Users cannot install R libraries globally on our machines, but R makes it very easy for users to install libraries in their home directories. To do this, fire up R and when presented with the > prompt, use the install.packages() method to install things:

> install.packages('doSNOW')
Installing package(s) into '/opt/R/local/lib'
(as 'lib' is unspecified)
Warning in install.packages("doSNOW") :
  'lib = "/opt/R/local/lib"' is not writable
Would you like to use a personal library instead?  (y/n)

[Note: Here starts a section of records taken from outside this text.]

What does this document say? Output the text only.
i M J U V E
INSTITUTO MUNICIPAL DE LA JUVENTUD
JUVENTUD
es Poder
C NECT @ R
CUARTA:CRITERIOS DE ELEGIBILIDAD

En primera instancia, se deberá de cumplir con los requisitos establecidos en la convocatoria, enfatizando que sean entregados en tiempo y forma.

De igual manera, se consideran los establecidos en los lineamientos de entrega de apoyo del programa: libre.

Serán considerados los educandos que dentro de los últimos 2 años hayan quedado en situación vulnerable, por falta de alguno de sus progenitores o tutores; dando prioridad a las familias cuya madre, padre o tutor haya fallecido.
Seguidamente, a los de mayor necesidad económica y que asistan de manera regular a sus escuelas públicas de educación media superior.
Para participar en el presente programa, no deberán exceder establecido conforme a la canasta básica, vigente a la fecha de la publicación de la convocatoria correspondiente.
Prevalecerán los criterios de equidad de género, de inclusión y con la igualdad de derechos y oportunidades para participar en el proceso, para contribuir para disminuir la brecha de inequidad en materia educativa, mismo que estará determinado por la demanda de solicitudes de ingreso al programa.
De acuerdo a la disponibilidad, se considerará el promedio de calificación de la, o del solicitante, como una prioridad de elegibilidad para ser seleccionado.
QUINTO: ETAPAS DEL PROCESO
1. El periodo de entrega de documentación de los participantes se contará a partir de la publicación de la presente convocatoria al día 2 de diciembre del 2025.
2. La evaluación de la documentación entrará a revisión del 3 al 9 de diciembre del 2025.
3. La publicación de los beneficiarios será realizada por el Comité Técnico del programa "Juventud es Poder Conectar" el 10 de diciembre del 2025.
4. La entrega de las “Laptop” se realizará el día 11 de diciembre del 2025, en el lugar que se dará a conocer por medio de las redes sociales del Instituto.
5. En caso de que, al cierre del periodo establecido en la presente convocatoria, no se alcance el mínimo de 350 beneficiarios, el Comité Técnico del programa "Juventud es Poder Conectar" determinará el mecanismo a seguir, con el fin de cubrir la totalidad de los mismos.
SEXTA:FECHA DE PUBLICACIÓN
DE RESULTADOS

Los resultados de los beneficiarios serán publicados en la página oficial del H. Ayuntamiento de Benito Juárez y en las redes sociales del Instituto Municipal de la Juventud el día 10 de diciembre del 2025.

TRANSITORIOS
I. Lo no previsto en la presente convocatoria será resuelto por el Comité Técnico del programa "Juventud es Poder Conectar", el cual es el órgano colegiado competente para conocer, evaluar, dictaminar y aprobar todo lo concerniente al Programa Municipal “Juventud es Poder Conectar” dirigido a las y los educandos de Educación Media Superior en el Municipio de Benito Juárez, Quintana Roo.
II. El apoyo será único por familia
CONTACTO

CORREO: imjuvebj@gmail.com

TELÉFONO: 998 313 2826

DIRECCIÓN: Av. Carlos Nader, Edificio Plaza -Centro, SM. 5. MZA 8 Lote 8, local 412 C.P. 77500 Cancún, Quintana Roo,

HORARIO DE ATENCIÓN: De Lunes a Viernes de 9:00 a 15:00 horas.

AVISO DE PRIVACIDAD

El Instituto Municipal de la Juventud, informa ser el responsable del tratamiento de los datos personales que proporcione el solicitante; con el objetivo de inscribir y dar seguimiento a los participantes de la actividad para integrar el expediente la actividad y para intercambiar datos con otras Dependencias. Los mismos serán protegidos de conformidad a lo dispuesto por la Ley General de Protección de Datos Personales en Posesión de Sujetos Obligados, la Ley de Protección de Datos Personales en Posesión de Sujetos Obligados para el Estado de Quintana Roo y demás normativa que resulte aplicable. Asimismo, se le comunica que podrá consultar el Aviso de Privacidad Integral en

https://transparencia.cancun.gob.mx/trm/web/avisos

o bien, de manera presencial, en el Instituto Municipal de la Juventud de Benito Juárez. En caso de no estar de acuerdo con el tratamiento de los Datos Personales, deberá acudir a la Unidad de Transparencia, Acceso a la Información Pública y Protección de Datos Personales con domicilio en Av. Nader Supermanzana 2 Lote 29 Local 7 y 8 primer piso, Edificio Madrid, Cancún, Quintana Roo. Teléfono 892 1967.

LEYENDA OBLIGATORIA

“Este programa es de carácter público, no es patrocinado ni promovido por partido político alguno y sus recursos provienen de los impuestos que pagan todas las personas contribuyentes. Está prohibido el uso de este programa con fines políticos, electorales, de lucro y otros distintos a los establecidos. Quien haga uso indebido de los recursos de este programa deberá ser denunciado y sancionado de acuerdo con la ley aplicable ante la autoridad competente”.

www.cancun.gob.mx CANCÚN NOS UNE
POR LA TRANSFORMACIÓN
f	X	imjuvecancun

This error comes up because you can’t install libraries system-wide as a non-root user. Say y and accept the default which should be something similar to ~/R/x86_64-unknown-linux-gnu-library/3.0. Pick a mirror and let her rip. If you want to install multiple packages at once, you can just do something like

> install.packages(c('foreach','doMC'))

For most packages, this is all you will have to do. However, sometimes R packages depend on other system libraries, and those system libraries might not be in the default search path for the R package installer. When that happens, you might get an error that looks something like this:

>  install.packages('rjags');
* installing *source* package 'rjags' ...
** package 'rjags' successfully unpacked and MD5 sums checked
checking for prefix by checking for jags... no
configure: error: "Location of JAGS headers not defined. Use configure arg '--with-jags-include' or environment variable 'JAGS_INCLUDE'"
ERROR: configuration failed for package 'rjags'
* removing '/home/glock/R/x86_64-unknown-linux-gnu-library/3.0/rjags'

The downloaded source packages are in
    '/tmp/RtmpdE6UYF/downloaded_packages'
Warning message:
In install.packages("rjags") :
  installation of package ‘rjags’ had non-zero exit status

The relevant part of the error log is highlighted in red; the library could not install because it depends on a system library (as opposed to an R library) that the install.packages() command could not find.

While fixing this error can be tricky since each R library can have a different installation procedure, you can pass extra hints to the install.packages() command to suggest where it can find some of these system libraries. For example, the jags library is already installed on Gordon and Trestles, and it can be loaded using module load jags. After doing this, you can do something like

> install.packages('rjags',
   configure.args=c(rjags='--with-jags-include=$JAGSHOME/include/JAGS
                           --with-jags-lib=$JAGSHOME/lib'))
* installing *source* package 'rjags' ...
** package 'rjags' successfully unpacked and MD5 sums checked
checking for prefix by checking for jags... /opt/jags/bin/jags
checking whether the C++ compiler works... yes
...
** testing if installed package can be loaded
* DONE (rjags)

The green text highlights something that looks gnarly, but actually tells R that

  • the contents of configure.args should be passed to the underlying library’s installer. configure.args is a named list containing special configuration parameters, where the name of each value corresponds to the package to which the special parameters apply.
  • the –with-jags-include and –with-jags-lib signal the rjags installer where your JAGS library’s include and lib directories are located
  • $JAGSHOME is a variable that gets defined when you load the jags module on Gordon and Trestles. On other systems, you would specify the full path to your jags installation directory instead.

Actually knowing what configure.args to use when generic package installations fail requires some amount of intuition. If all else fails, contact your help desk!